Eventually, they were reunited - although she kept the renewed relationship a secret from her family. But the violence escalated once more, until the fateful night Mrs Carr made an unguarded comment to the taxi driver.
Two days later, she was dead. Detective Superintendent Dave Jones said: "We feel the motive for the killing quite definitely relates back to the taxi incident. There was a pattern in his behaviour, he was very jealous and suspected she was flirting, but there was never any evidence of that."
Prosecutors are convinced she was dead within moments of going into Killeen's bungalow, in Palm Terrace.
After what Paul Sloan QC described as "a prolonged and horrendously brutal attack", Killeen went to the kitchen and cleaned the knife, before dropping it in the bedroom next to Mrs Carr's lifeless, blood-stained body.
He then gave inflicted superficial cuts on himself in an effort to pretend that she had attacked him.
He took a small handful of pills and wrote a fake suicide note in which he said he was sorry for the way things had turned out and implied that Mrs Carr had attacked him, then inserted entries into a diary detailing incidents of domestic violence, which he claimed to have suffered at the hands of his victim.
When he finally rang paramedics at 4.32am he told them she had initiated the attack. Police and ambulance crews found him sitting calmly and coherently in a chair in the living room.
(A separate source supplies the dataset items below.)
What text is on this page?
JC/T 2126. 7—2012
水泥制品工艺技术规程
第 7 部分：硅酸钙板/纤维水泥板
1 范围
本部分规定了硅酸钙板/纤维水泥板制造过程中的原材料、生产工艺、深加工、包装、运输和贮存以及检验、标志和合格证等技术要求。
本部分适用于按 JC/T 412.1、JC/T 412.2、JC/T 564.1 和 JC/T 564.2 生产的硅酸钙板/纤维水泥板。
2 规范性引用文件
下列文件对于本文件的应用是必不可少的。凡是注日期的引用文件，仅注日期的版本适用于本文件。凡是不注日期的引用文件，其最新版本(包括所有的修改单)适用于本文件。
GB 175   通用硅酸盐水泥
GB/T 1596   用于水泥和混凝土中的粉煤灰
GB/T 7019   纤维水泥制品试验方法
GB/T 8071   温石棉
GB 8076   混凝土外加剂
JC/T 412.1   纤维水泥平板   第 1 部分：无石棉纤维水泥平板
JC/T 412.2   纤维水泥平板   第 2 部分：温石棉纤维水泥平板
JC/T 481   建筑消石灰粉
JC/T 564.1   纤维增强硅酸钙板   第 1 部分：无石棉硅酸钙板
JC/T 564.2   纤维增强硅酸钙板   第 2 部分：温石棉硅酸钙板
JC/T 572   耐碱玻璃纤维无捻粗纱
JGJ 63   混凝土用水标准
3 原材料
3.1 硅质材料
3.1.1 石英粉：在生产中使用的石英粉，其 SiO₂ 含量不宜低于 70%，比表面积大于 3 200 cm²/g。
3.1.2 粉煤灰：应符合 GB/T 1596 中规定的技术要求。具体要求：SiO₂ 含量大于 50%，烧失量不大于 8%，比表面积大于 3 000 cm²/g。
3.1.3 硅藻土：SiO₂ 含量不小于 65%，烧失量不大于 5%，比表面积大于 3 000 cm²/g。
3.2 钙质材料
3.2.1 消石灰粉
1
He later claimed to have no recollection of events.
In one of the first cases of its kind, the Crown Prosecution Service and police began working together on the case within hours of the crime, calling in forensic scientists and asking for medical evidence to piece together a case for conviction.
It quickly became clear that Killeen was lying.
DNA tests proved only his blood was on the knife, proving he was the last to be stabbed, while blood distribution patterns showed the attack had not started in the kitchen as he claimed.
"He was very calculated," said Det Supt Jones. "I believe he was setting the scene to claim it was manslaughter."
As she left court in her wheelchair yesterday, Mrs Carr's mother Thelma Cruddas remembered the day she had to identify her daughter.
"She was unrecognisable," she said. "I couldn't even say it was her. It wasn't until I noticed her toe which was deformed that I realised it was definitely Susan.
"We will never get over what that man did to her."